Deutschland braucht deshalb keine Systemfrage. Fehlentwicklungen, die es natürlich auch in der sozialen Marktwirtschaft gibt, müssen aufgespürt und punktuell beseitigt werden. Dort, wo sich Fehlentwicklungen verfestigen, sind meist falsche Anreizstrukturen im Spiel. So ist in einer Welt der Quartals- und Jahreszahlen nicht immer Platz für langfristiges Denken und Handeln. Deshalb gilt es, die Anreize für langfristig orientiertes Wirtschaften zu stärken.

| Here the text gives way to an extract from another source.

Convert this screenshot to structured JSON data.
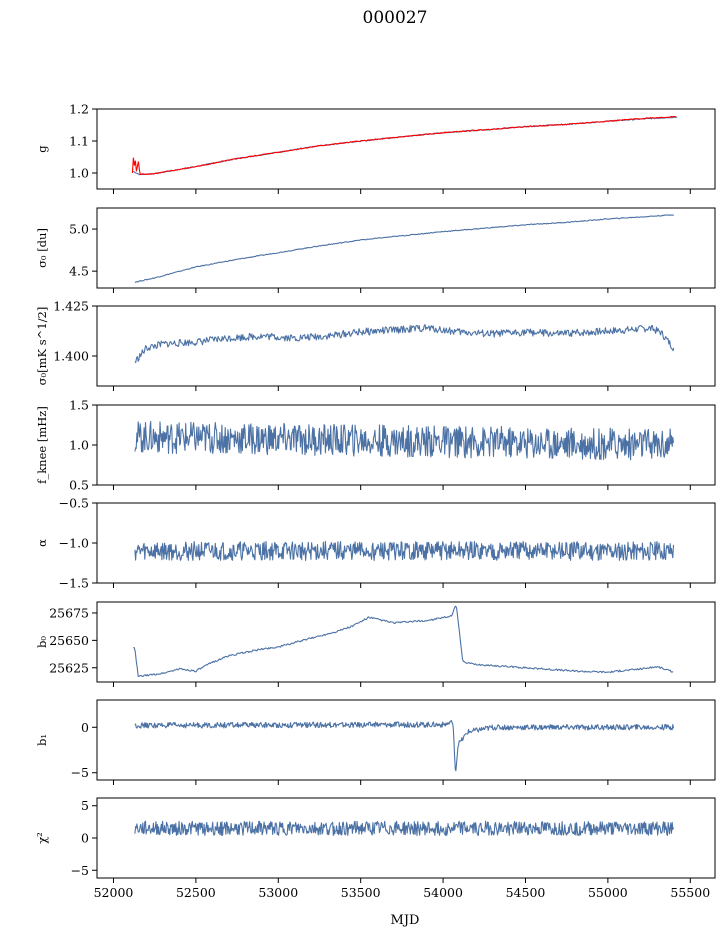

Die mittelständisch geprägte deutsche Wirtschaft kann hier durchaus als Vorbild dienen.
Doch selbst in den USA ist die Stakeholder-Orientierung nicht so neu, wie man vermuten könnte. Milton Friedman hat den Text, aus dem das Eingangszitat stammt, vor 50 Jahren für das New York Times Magazine geschrieben. Der Text war gegen die damaligen Manager gerichtet, die sich nach Friedmans Einschätzung zu wenig um die Interessen der Shareholder und zu sehr um die Interessen sonstiger Anspruchsgruppen kümmerten. Wenn jetzt wieder vermehrt über die Stakeholder gesprochen wird, ist es eher eine Rückbesinnung auf Werte, die vor 50 Jahren selbst im Mutterland des Kapitalismus weit verbreitet waren. Doch letztlich muss klar sein: Der richtige Weg muss ständig neu austariert werden. Überziehen die Unternehmen mit ihrer Gemeinwohlorientierung und verlieren die wirtschaftlichen Aspekte im engeren Sinne aus dem Blick, dann leiden Effizienz und Konkurrenzfähigkeit. Wenn das Pendel zu stark ausschlägt, wird es erneut jemanden wie Milton Friedman brauchen, der die Unternehmen an ihre Kernaufgaben erinnert.